Диктатор — страница 105 из 141

Павел пожал плечами.

— Весь мир интересуется состоянием Гамова. Это же естественно.

— Да, естественно! Состояние Гамова — проблема большой политики. Другое неестественно. В ряд важных мировых событий вдруг вторглись кальсоны, которых стыдятся, расстройство желудка, шкварки в каше… Это же страшно, пойми. Здесь и не пахнет политической логикой. Здесь мельчайшие личные факты, крохотки быта! Они способны воздействовать на примитивные эмоции, но должны быть вне политики, они путают ее ход. Будущее становится непредсказуемым. Подразумеваю — политическое будущее.

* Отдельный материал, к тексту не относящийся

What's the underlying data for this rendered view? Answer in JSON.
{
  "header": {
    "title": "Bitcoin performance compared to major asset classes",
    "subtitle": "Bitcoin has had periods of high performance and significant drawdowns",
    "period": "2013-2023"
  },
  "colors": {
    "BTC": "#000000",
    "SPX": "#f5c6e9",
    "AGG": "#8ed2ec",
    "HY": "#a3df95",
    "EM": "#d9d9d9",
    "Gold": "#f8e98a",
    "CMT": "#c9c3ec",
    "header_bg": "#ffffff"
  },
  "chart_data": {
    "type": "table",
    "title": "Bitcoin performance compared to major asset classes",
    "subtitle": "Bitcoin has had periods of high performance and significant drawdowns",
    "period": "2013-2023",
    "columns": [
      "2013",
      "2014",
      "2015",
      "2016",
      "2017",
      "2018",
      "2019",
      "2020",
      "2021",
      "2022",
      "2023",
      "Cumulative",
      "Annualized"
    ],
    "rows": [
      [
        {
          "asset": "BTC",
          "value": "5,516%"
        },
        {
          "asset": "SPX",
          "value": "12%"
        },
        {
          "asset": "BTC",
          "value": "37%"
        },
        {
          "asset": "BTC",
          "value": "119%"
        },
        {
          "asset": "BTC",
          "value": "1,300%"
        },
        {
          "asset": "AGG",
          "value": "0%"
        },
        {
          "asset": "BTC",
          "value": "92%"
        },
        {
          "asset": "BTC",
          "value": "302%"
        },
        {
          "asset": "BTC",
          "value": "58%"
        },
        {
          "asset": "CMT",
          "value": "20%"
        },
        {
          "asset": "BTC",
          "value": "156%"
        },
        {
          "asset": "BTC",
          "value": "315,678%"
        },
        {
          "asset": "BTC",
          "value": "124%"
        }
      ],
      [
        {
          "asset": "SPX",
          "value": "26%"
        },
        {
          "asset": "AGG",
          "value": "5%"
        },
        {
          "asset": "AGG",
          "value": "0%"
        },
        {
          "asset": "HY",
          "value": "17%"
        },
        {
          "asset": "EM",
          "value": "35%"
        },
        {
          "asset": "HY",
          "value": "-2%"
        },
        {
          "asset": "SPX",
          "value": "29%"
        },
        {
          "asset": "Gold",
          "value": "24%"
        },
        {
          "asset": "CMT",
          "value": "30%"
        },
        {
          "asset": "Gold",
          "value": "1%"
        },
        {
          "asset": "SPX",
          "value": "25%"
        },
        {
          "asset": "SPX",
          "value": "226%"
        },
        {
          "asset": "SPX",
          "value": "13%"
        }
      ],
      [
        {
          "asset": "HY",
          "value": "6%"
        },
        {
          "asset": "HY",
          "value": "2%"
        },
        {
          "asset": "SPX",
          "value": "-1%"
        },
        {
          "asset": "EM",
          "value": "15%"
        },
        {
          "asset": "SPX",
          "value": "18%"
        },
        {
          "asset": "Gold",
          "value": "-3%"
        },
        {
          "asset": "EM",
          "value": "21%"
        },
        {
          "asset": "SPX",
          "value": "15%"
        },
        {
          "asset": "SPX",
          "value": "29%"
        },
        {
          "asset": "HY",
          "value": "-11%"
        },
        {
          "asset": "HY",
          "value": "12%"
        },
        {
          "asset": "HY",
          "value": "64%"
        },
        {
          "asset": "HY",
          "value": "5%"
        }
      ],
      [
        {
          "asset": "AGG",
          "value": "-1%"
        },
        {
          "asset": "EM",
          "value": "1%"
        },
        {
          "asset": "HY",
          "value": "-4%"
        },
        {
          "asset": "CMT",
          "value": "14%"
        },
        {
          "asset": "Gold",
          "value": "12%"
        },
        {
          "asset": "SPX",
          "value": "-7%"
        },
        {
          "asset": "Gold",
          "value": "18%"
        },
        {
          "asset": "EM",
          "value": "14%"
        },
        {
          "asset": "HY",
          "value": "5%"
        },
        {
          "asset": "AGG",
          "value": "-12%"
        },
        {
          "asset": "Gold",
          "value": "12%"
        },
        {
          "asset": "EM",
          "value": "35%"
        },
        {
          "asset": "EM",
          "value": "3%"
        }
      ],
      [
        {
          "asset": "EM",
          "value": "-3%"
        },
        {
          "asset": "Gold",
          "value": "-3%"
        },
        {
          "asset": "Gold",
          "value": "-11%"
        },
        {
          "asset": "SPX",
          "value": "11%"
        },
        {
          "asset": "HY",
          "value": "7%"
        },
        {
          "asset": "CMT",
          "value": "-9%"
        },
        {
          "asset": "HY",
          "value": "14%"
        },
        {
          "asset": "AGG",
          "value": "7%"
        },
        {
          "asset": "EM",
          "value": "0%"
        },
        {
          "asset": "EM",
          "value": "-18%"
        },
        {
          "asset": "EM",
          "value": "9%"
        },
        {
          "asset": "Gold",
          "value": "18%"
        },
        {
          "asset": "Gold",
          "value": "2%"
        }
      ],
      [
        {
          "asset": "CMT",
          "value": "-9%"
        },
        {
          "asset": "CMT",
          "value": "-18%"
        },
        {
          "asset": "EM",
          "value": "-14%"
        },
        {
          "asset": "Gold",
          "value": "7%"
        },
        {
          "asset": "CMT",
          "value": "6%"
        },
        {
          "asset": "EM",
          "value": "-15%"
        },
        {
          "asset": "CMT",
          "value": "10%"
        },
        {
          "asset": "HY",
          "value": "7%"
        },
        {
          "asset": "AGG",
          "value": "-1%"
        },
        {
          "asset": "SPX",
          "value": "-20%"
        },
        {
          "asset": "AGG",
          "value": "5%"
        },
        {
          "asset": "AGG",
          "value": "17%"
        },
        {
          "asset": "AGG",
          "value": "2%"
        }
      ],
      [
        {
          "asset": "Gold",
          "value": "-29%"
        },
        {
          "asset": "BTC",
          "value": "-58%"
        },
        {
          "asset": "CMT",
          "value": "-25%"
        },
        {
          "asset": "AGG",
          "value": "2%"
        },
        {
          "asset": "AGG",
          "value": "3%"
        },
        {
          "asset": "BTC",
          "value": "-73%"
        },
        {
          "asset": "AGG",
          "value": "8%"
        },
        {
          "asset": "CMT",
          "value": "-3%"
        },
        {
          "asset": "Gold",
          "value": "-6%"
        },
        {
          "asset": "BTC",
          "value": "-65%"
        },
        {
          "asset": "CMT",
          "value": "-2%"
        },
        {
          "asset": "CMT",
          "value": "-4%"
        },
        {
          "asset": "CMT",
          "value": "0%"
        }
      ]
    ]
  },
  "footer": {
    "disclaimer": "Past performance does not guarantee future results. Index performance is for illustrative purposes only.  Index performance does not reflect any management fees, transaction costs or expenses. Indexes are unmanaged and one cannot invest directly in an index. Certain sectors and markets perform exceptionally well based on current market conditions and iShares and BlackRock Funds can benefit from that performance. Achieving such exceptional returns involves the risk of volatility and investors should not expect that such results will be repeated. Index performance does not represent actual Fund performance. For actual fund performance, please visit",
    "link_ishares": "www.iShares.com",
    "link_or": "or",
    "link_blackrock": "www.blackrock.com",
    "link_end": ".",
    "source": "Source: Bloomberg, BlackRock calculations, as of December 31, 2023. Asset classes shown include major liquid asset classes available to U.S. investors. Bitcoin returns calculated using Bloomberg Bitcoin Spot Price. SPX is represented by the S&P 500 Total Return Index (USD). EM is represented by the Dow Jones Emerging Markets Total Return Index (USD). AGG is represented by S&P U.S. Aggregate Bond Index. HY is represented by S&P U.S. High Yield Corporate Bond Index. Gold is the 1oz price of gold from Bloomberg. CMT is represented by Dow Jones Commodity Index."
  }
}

До Прищепы моя тревога не дошла. А в вечерних новостях я снова услышал о шкварках и о расстройстве желудка. И все было, как я опасался, — маленький личный фактик умело вознесен на принципиальную высоту.

— С утра вроде было ничего, — говорил Сербин с экрана. — Проснулся он сам, сам пошел на оправку, я довел его до туалета. Почистил зубы, я стоял позади, вдруг пошатнулся от слабости. Ну, чай, одно печенье съел, другое надкусил и ослаб. Потом отдохнул, попросил «Вестник» и «Трибуну», а в «Трибуне» тот мальчонка, что просил помощи, хорошенький мальчонка, только здорово худой, таким, когда заболеют, и не выздороветь. Долго, долго смотрел на него, положил газету, закрыл глаза, но не спал, чего-то думал. В обед я принес каши и сока. Сок он попил с четверть стакана, а от каши отказался. Говорит: «Не хочется что-то». А сам на ту газету смотрит, на того худого мальчонку. «Да чего вы, полковник, говорю, малышу лучше не станет, если вы еще больше ослабнете. Да и люди, говорю, не без бога в сердце, не дадут умереть с голоду». А он мне: «Боюсь, Семен, люди ведь разные». Так и не ел весь день, сейчас заснул, спит нехорошо, стонет во сне. — Сербин покривил лицо, стал рукой вытирать глаза, слезы потекли по щеке, он помолчал, потом закончил: — Вот такой день. И хоть бы скорей тот опрос делали, не выдержать полковнику долгого ожидания.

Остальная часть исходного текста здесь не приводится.